However, in addition to this service and in addition to reducing overall bills through the addition of solar energy to the schools’ rooftops, the lithium-ion battery energy storage systems will make backup power available to the schools, maintaining resilience in the face of power failures.
“At the end of the day we like to talk about how solar is cheap and solar saves money,” Shah said.
“But it doesn’t actually save that much money for that particular customer. Let’s say we save 20% off the customer’s bill, that’s a big number. But when you think about what 20% is on a 1.2MW facility, generating on the order of let’s say, 1.5 million kWh, it would work out at about US$40,000 a year. For a school district that has a US$50 million-a-year budget, US$40,000 a year in savings is not a big deal, even if it’s 20%.”
However, Jigar Shah said, what was “really amazing” was that the energy storage component was the reason the school went solar. The school district realised it could add resiliency to its power supply and in the event of an emergency could power the facility for 2-5 hours and have time to evacuate the schools or conversely use the buildings as community shelters.
“They’re willing to trade the savings from the solar for the resiliency. So the school is still saving money on the solar-plus-storage system, they’re just not saving as much. Being able to trade dollars they didn’t have in the budget – the savings they created out of the solar – for this priceless public service, that’s a big deal.”
The mass market Trojan Horse
According to Shah, now that many of California’s early adopters and environmentalists have already gone solar, reaching out to the mass market is the next step – and projects like this could help inform that market.
“To do that, we need the decision makers to see the value of what we’re providing. And a lot of them are far more compelled by the energy storage [than they are by solar PV],” Shah said.
In a previous conversation, Shah had told me that he saw solar PV as something of a ‘Trojan Horse’ that could win a market-leading position to get more energy efficiency and distributed energy resources deployed. That was still true, he said, and increasingly so not just in the advanced market of California.

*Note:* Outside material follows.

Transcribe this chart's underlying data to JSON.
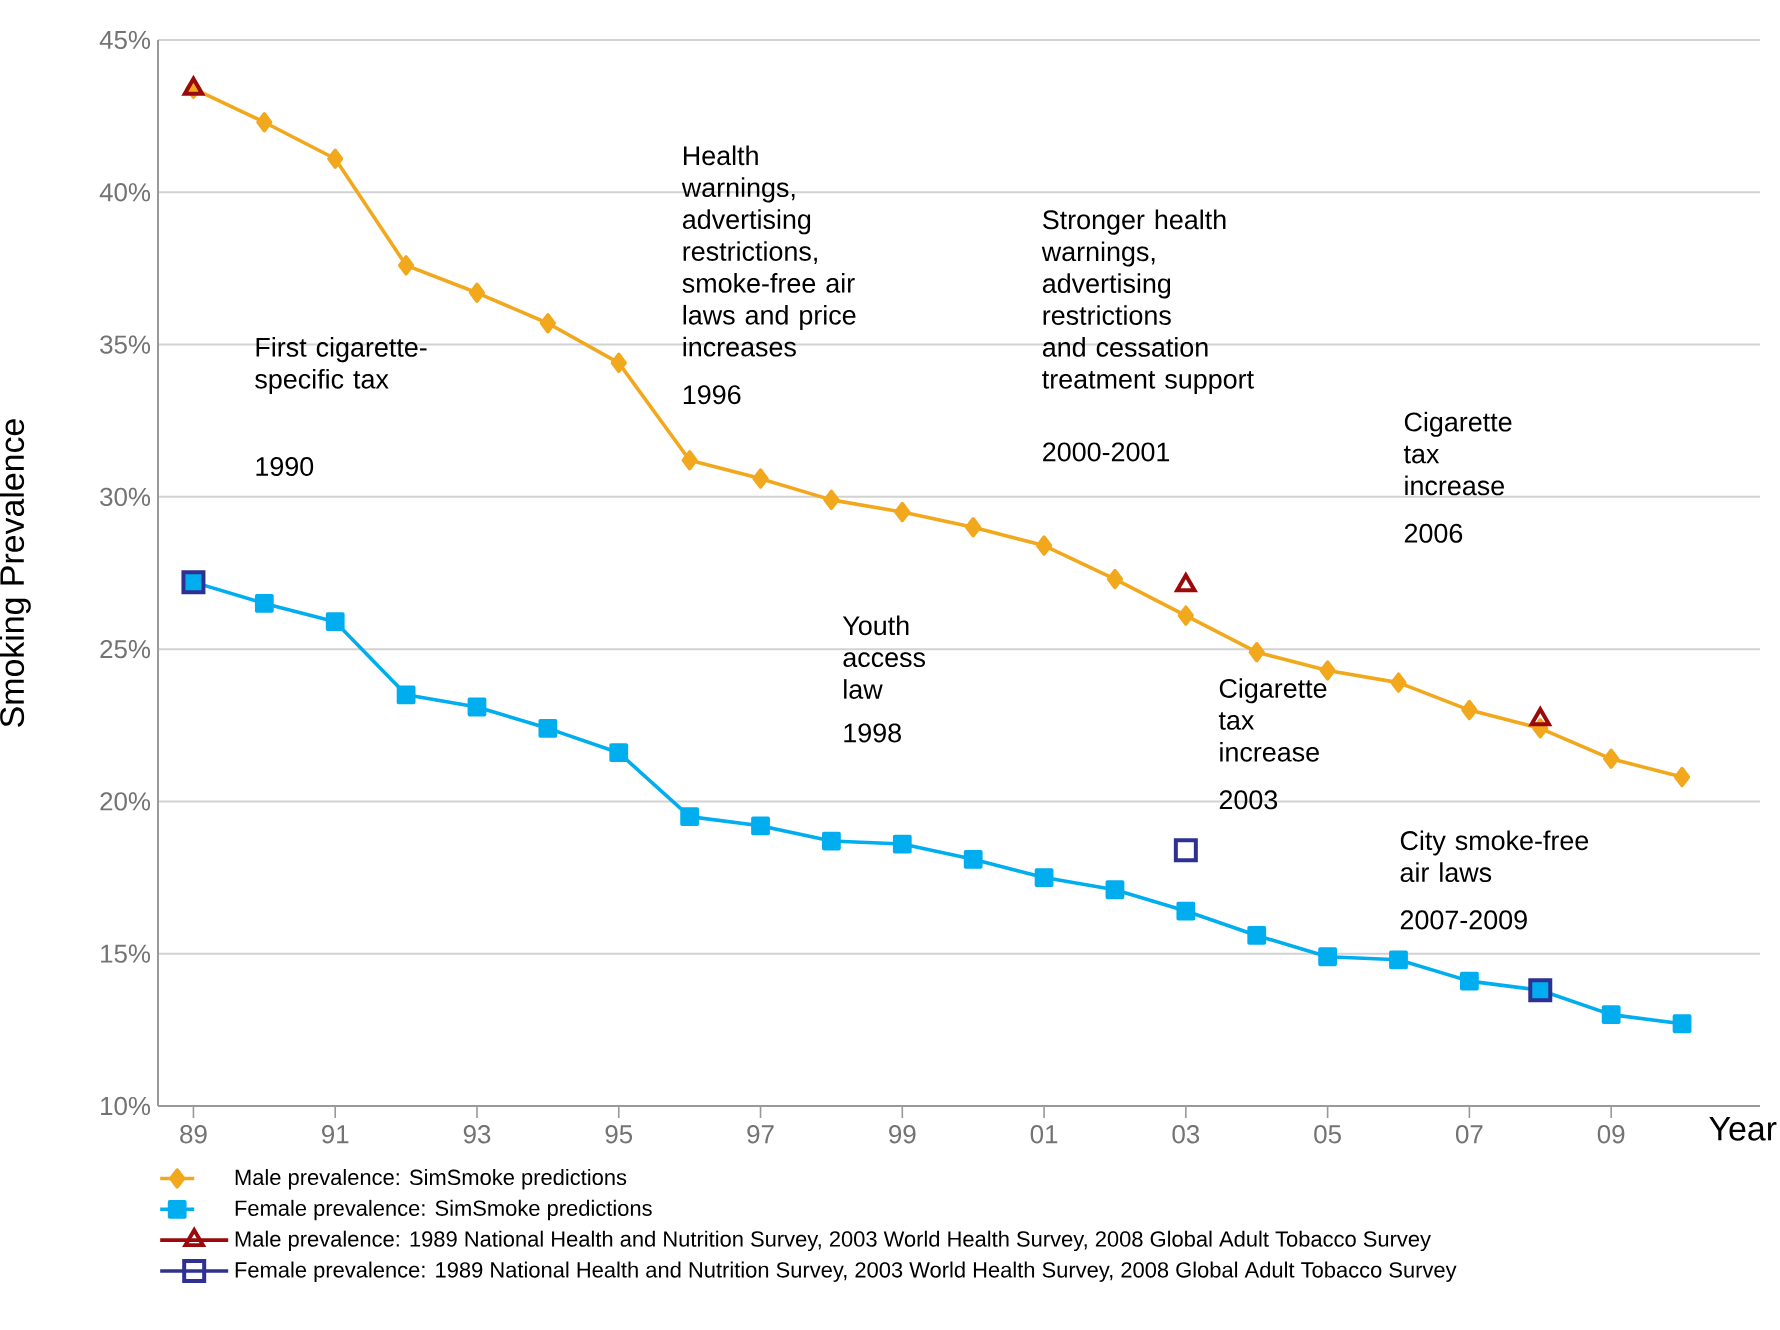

“We’re looking at [projects in] Massachusetts, New Jersey, Hawaii. There are a lot of markets where we’re looking at energy storage. I think what’s important is to note that energy storage actually brings people who are on the fence for solar-only systems into the game.
“There’s a lot of customers out there that want the storage and the solar is in some ways how they can get the storage, because the storage alone doesn’t pay for itself. It pays for itself from a resiliency standpoint – but not in dollars.”